Intermountain Healthcare is equally renowned for cutting-edge information technology and health care quality improvement. Though it hasn't formally attested for meaningful use (mainly because its homegrown EHR system has to be certified first), health informatics pioneers were using computers for decision support at Intermountain's flagship LDS Hospital as early as the 1950s, and it has had electronic medical records in some form since the 1970s.

It's currently developing a new EHR system in collaboration with GE Healthcare; modules are expected to start reaching the market sometime later this year. Using its advanced IT capabilities, Intermountain conducted some of the first formal studies on health care quality, utilization and efficiency in the mid-1980s.
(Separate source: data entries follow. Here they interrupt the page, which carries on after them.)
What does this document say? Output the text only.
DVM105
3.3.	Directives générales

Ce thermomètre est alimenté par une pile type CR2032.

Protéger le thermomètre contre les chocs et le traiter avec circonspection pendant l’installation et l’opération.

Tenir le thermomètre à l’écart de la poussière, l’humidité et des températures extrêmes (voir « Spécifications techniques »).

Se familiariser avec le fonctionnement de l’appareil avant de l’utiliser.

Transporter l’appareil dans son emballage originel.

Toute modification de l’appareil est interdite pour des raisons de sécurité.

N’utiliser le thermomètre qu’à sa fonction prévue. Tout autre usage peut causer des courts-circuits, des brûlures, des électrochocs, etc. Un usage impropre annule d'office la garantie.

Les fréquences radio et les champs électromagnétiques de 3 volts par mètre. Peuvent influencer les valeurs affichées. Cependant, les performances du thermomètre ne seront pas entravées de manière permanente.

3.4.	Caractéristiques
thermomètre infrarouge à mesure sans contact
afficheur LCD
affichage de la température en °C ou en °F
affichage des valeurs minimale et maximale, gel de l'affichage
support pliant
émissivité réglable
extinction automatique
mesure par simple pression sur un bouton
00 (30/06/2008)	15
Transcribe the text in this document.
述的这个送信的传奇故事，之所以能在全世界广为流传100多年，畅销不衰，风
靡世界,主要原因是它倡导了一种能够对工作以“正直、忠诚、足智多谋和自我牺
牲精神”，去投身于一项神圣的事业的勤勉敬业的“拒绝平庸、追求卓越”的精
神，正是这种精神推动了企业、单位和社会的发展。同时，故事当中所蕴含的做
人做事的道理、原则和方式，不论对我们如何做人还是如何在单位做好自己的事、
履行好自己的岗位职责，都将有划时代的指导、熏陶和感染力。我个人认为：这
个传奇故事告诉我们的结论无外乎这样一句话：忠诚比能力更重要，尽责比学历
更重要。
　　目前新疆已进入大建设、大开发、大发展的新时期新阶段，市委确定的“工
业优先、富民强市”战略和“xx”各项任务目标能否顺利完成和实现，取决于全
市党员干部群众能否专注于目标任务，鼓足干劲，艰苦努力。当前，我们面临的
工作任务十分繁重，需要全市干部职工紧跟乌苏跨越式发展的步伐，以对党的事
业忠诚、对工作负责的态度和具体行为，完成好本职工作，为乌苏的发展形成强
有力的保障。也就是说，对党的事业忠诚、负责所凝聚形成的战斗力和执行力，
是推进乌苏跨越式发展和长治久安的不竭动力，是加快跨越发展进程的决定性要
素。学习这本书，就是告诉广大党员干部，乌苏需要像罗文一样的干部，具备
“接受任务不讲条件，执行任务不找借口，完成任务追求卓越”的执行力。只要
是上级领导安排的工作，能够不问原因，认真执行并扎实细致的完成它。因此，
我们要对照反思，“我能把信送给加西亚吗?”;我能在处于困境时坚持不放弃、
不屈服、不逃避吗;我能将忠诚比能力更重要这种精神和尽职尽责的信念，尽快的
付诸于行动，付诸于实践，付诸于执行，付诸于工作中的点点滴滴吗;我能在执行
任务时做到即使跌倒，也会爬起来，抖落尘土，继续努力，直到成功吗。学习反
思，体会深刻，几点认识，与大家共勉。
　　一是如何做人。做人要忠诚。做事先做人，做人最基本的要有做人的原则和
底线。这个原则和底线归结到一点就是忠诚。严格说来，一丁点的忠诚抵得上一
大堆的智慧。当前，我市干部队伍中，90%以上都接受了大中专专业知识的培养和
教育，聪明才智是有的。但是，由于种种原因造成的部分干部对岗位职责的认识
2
The Intermountain Institute for Health Care Delivery Research, founded in 1990, routinely breaks new ground in finding ways to make care more efficient and effective.

It's Marc Probst's job to coordinate the intersection between IT and clinical care, leading a staff of 1,100. The CIO had originally set his sights on a Wall Street career in the mid-1980s, but fell into consulting to pay for his education and worked with several firms before coming to Intermountain in 2003. Our sister publication, Health Data Management, talked with Probst recently about self-development, standardized data models, and the future of health care software.

On self-development

“The project is going well, but it's harder than any of us anticipated because we are building something truly revolutionary. The least interesting but most important difference is the clinical element model: the way we are storing and managing clinical data for decision support and reporting so that the system can use it to help the physician provide care. The secondary difference is the service-oriented architecture, based on easy-to-build apps. The things we're building didn't exist five years ago.”

On data models

“If we can get a clinical element model standardized [across the industry], we can really do things with information systems in health care. We are getting good traction from our efforts abroad, and we're working with the Defense Department, the VA, and HHS. One of the keys is to facilitate other vendors embracing the same model without completely rewriting their systems. It would be a sin if each of them pursued their own clinical model, but they're so busy with other things that this isn't a top priority.”

On the future

“We have to be planning now for the next 20 years. I was talking recently with a peer CIO, and I asked him how he was going to react to all the changes that accountable care is going to bring. [I said] I'll be retired by then. If we're going to transform health care, we can't be thinking that way.”